Although complex diseases represent a critical challenge for human genetics, birth defects represent one class of complex diseases that remain largely unresolved. Because of phenotypic and genetic heterogeneity, the role of environmental factors, and the rarity of extended pedigrees and well-stratified cohorts, birth defects are difficult to study by conventional genetic methods. Nonetheless, the societal burden imposed by birth defects is enormous. This application will take advantage of an efficient, established birth defect gene discovery pipeline that focuses on important birth defects associated with balanced chromosomal rearrangements. In these cases, we will identify genes that are disrupted by the rearrangement breakpoints, and we will test the hypothesis that the genes disrupted by breakpoints are causal for the subject's phenotype. To test the validity of the candidate genes identified, two further strategies will be employed: (1) mutational analysis of phenotypically similar cases that do not involve chromosomal rearrangements, to search for intragenic mutations in the candidate gene, and (2) recapitulation of key aspects of the proband's phenotype in the mouse by targeted mutation or knockdown of the candidate gene. The endpoint for these analyses is to obtain conclusive evidence that the gene disrupted by chromosomal rearrangement in any given case is responsible for the associated birth defects, and to conduct an initial analysis of the gene's developmental function. To accomplish these goals, we will employ a robust accrual system to recruit cases of interest from both national outreach and from major commercial cytogenetic providers. To take maximal advantage of the expertise that already exists within our laboratory, we will restrict our scope to two cases per year (ten overall) and we will focus specifically upon cases that affect organogenesis of the eye, kidney and craniofacial complex.

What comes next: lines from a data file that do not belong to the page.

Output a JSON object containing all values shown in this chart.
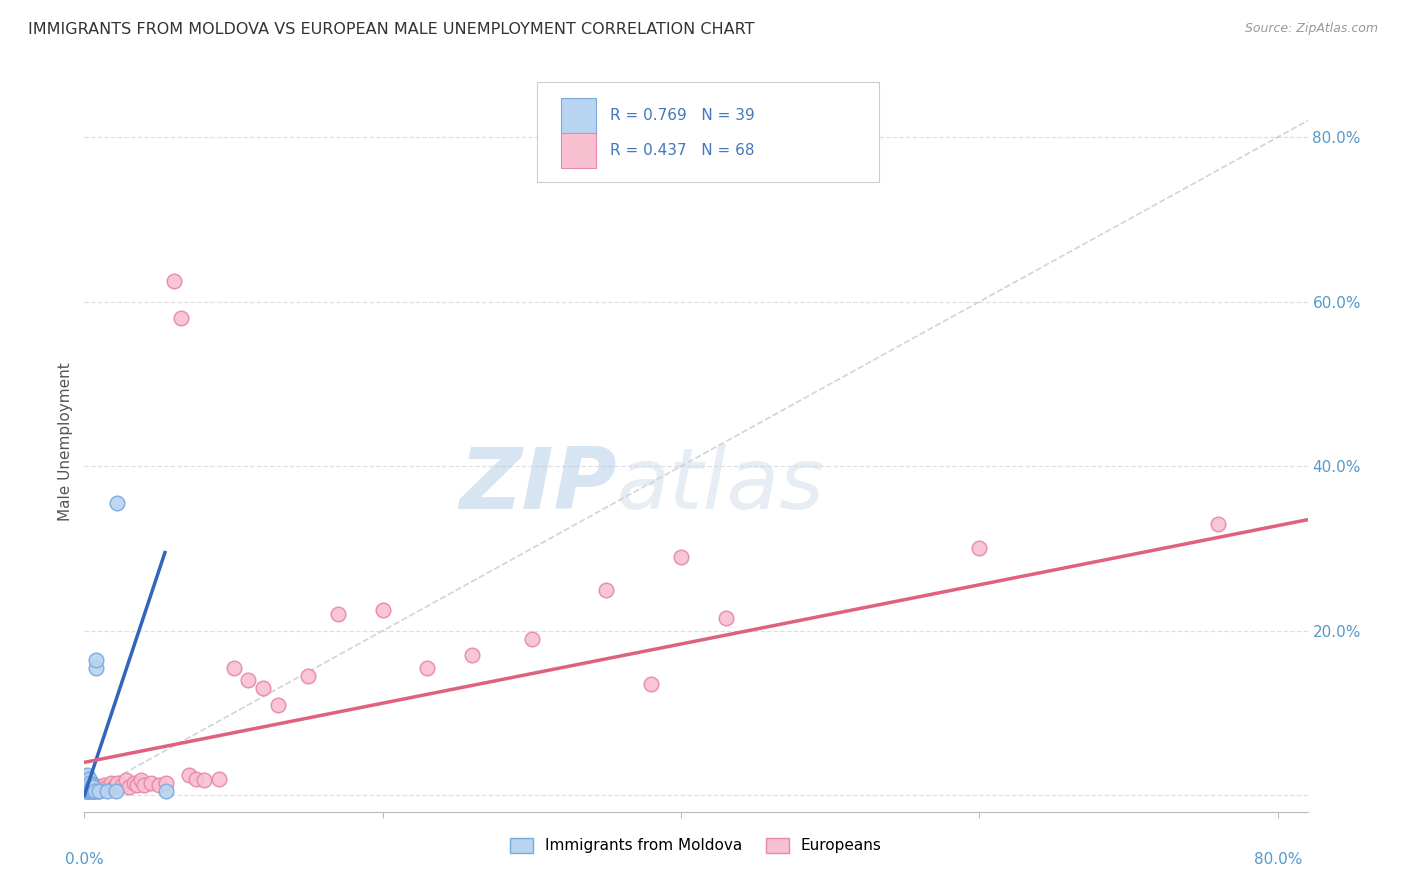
{
  "title": "IMMIGRANTS FROM MOLDOVA VS EUROPEAN MALE UNEMPLOYMENT CORRELATION CHART",
  "source": "Source: ZipAtlas.com",
  "ylabel": "Male Unemployment",
  "xlim": [
    0.0,
    0.82
  ],
  "ylim": [
    -0.02,
    0.88
  ],
  "background_color": "#ffffff",
  "grid_color": "#d8d8d8",
  "watermark_zip": "ZIP",
  "watermark_atlas": "atlas",
  "legend_r1": "R = 0.769",
  "legend_n1": "N = 39",
  "legend_r2": "R = 0.437",
  "legend_n2": "N = 68",
  "moldova_color": "#b8d4f0",
  "moldova_edge": "#7aaadd",
  "european_color": "#f8c0d0",
  "european_edge": "#e888a8",
  "moldova_trend_color": "#3366bb",
  "european_trend_color": "#e06080",
  "diagonal_color": "#cccccc",
  "moldova_trend_x": [
    0.0,
    0.054
  ],
  "moldova_trend_y": [
    0.0,
    0.295
  ],
  "european_trend_x": [
    0.0,
    0.82
  ],
  "european_trend_y": [
    0.04,
    0.335
  ],
  "moldova_points_x": [
    0.001,
    0.001,
    0.001,
    0.001,
    0.002,
    0.002,
    0.002,
    0.002,
    0.002,
    0.002,
    0.002,
    0.002,
    0.003,
    0.003,
    0.003,
    0.003,
    0.003,
    0.003,
    0.003,
    0.004,
    0.004,
    0.004,
    0.004,
    0.004,
    0.005,
    0.005,
    0.005,
    0.005,
    0.006,
    0.006,
    0.006,
    0.007,
    0.008,
    0.008,
    0.01,
    0.015,
    0.021,
    0.022,
    0.055
  ],
  "moldova_points_y": [
    0.005,
    0.008,
    0.01,
    0.012,
    0.005,
    0.008,
    0.01,
    0.012,
    0.015,
    0.018,
    0.02,
    0.025,
    0.005,
    0.008,
    0.01,
    0.012,
    0.015,
    0.018,
    0.02,
    0.005,
    0.008,
    0.01,
    0.012,
    0.015,
    0.005,
    0.008,
    0.01,
    0.012,
    0.005,
    0.008,
    0.01,
    0.005,
    0.155,
    0.165,
    0.005,
    0.005,
    0.005,
    0.355,
    0.005
  ],
  "european_points_x": [
    0.001,
    0.001,
    0.001,
    0.002,
    0.002,
    0.002,
    0.002,
    0.003,
    0.003,
    0.003,
    0.003,
    0.003,
    0.004,
    0.004,
    0.004,
    0.004,
    0.005,
    0.005,
    0.005,
    0.005,
    0.006,
    0.006,
    0.006,
    0.007,
    0.007,
    0.008,
    0.008,
    0.009,
    0.01,
    0.01,
    0.012,
    0.013,
    0.015,
    0.018,
    0.02,
    0.022,
    0.025,
    0.028,
    0.03,
    0.033,
    0.035,
    0.038,
    0.04,
    0.045,
    0.05,
    0.055,
    0.06,
    0.065,
    0.07,
    0.075,
    0.08,
    0.09,
    0.1,
    0.11,
    0.12,
    0.13,
    0.15,
    0.17,
    0.2,
    0.23,
    0.26,
    0.3,
    0.35,
    0.38,
    0.4,
    0.43,
    0.6,
    0.76
  ],
  "european_points_y": [
    0.005,
    0.01,
    0.015,
    0.005,
    0.008,
    0.01,
    0.015,
    0.005,
    0.008,
    0.01,
    0.012,
    0.02,
    0.005,
    0.008,
    0.01,
    0.015,
    0.005,
    0.008,
    0.01,
    0.015,
    0.005,
    0.008,
    0.012,
    0.005,
    0.01,
    0.005,
    0.01,
    0.005,
    0.005,
    0.01,
    0.008,
    0.012,
    0.01,
    0.015,
    0.01,
    0.015,
    0.012,
    0.018,
    0.01,
    0.015,
    0.013,
    0.018,
    0.012,
    0.015,
    0.013,
    0.015,
    0.625,
    0.58,
    0.025,
    0.02,
    0.018,
    0.02,
    0.155,
    0.14,
    0.13,
    0.11,
    0.145,
    0.22,
    0.225,
    0.155,
    0.17,
    0.19,
    0.25,
    0.135,
    0.29,
    0.215,
    0.3,
    0.33
  ]
}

In Aim 1, we will ascertain cases involving balanced chromosomal rearrangements (i.e., translocations and inversions) that are associated with disorders of craniofacial, ocular or renal development, and we will map the rearrangement breakpoints.
In Aim 2, we will identify candidate genes disrupted by the breakpoints and determine the relevant mutational mechanisms.
In Aim 3, to establish causality for these candidate genes, we will perform mutational analyses of phenotypically related human cases, and in Aim 4 we will further seek to establish causality by using genetic means to recapitulate the phenotype in mouse, and we will also determine the gene's developmental function. This powerful gene discovery approach will identify human genes that are newly linked to medically important birth defects, and help to define their developmental functions. PUBLIC HEALTH REVELANCE: This grant proposes to identify genes that are broken by naturally occurring human chromosome abnormalities associated with congenital birth defects. We will focus on birth defects involving the craniofacial region (e.g., cleft lip and palate), the eye (e.g., congenital cataracts), and the kidney (e.g., vesicoureteral reflux, or VUR). To prove that the broken genes are causally linked to the accompanying birth defect, we will search for mutations in the same gene in other patients with the same birth defect, and we will investigate the consequences of mutating the gene in mice.
This grant proposes to identify genes that are broken by naturally occurring human chromosome abnormalities associated with congenital birth defects. We will focus on birth defects involving the craniofacial region (e.g., cleft lip and palate), the eye (e.g., congenital cataracts), and the kidney (e.g., vesicoureteral reflux, or VUR). To prove that the broken genes are causally linked to the accompanying birth defect, we will search for mutations in the same gene in other patients with the same birth defect, and we will investigate the consequences of mutating the gene in mice.